Un marché régulé

Sur ce marché des exploitations, les petits propriétaires vendent bien plus qu'ils n'achètent. Ils ne vendent pourtant que contraints et forcés, si possible avec faculté de rachat, après avoir épuisé les possibilités du crédit et des arrangements de famille ou de voisinage. Hiriburua, en difficulté depuis les années 1840, ne se défait qu'en 1895 de ses dernières parcelles, gagnées sur les communaux. Liées à une mobilité sociale généralement descendante, leurs ventes sont surtout successorales. Leurs acquisitions sont limitées, en nombre et en superficie. En quête de parcelles, ils bénéficient davantage du déclin des artisans micro-propriétaires que de l'érosion de la propriété bourgeoise, sauf quand elle est démantelée.
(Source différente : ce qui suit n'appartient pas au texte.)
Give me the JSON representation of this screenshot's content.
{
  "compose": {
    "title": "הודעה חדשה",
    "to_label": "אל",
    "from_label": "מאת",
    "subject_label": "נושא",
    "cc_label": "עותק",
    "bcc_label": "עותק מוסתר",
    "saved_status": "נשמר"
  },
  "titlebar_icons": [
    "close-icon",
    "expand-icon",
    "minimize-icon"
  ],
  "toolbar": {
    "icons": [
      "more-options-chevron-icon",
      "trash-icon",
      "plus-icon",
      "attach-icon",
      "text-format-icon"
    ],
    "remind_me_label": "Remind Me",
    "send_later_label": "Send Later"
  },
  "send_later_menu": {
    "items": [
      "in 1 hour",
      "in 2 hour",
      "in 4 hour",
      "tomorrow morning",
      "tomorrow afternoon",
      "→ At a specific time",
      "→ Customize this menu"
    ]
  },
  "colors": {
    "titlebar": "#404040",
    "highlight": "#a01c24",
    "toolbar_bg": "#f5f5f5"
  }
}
La demande des petits propriétaires en effet porte davantage sur les petits lots. Comme en Bourgogne, comme dans le Piémont du XVIIe siècle aussi, "c'est par «petits bouts» qu'on s'agrandit, «pièce par pièce»"760, à Marihaurrenea ou à Sansoenea, et la concurrence est forte pour des lopins souvent minuscules761. Le petit propriétaire est prêt à payer très cher la parcelle à ses yeux irremplaçable, et qui n'a parfois de valeur que pour lui. Mais sa demande est plus sélective qu'extensible : elle trouve sa limite dans les capacités de travail et les besoins de consommation du groupe domestique, et les stratégies du petit propriétaire relèvent avant tout de logiques de proximité et de remembrement.

L'économie familiale, avec son idéal d'autosuffisance, est aussi pour une part une économie morale hostile à une accumulation sans limites762. Les échanges se font entre voisins, or l'on n'a pas le droit d'affamer son voisin : les propriétaires successifs de Sansoenea attendent jusqu'en 1908 la mort des tisserands de Mougnoteguia pour s'approprier leurs terres, et leur prêtent de l'argent en attendant. A Ascain, la même nécessité de maintenir de bonnes relations dans la société d'interconnaissance et le souci de l'unité villageoise conduisent à partager les communaux de façon à ne léser personne, et à en exclure les étrangers : ils sont mis en vente par petits lots, à des prix accessibles à la plupart des exploitants. La terre n'est pas un bien destiné à circuler, mais un patrimoine et un moyen de subsistance dont le marché est régulé par la collectivité, avec sa morale implicite de petits producteurs et de petits consommateurs763.

Notes
760.

Marie-Claude PINGAUD, Paysans en Bourgogne, ouvrage cité, p. 113.

761.

Giovanni LEVI, Le pouvoir au village, ouvrage cité, p. 112.

762.

A la notion d'économie morale, proposée par Edward P. Thompson, Florence Gauthier et Guy-Robert Ikni préfèrent celle d'économie politique populaire pour désigner cette "économie de la petite production et de la consommation du nécessaire (pas toujours frugal) garantie à tous", fondée sur le postulat d'un droit universel à l'existence. Elle se manifeste lors des révoltes frumentaires de la fin de l'Ancien Régime comme "l'alternative à l'économie politique fondée sur la liberté indéfinie d'accumulation et de consommation" prônée par les physiocrates. Edward P. THOMPSON, "L'économie morale de la foule dans l'Angleterre du XVIIIe siècle", Past and present, n° 50, février 1971. Traduction française publiée par Florence GAUTHIER et Guy-Robert IKNI, La guerre du blé au XVIIIe siècle. La critique populaire contre le libéralisme économique au XVIIIe siècle, Montreuil, Editions de la Passion, 1988, 237 p.

763.

"En réalité, sous l'apparent mécanisme de marché qui semble présider à cette grande masse de transactions de terres, se cachent le problème général des ressources, du pouvoir, de la subsistance, de la solidarité [...] Tout cela peut coexister avec la tendance à maximiser sa position économique mais aussi se trouver en opposition". Giovanni LEVI, Le pouvoir au village, ouvrage cité, p. 113.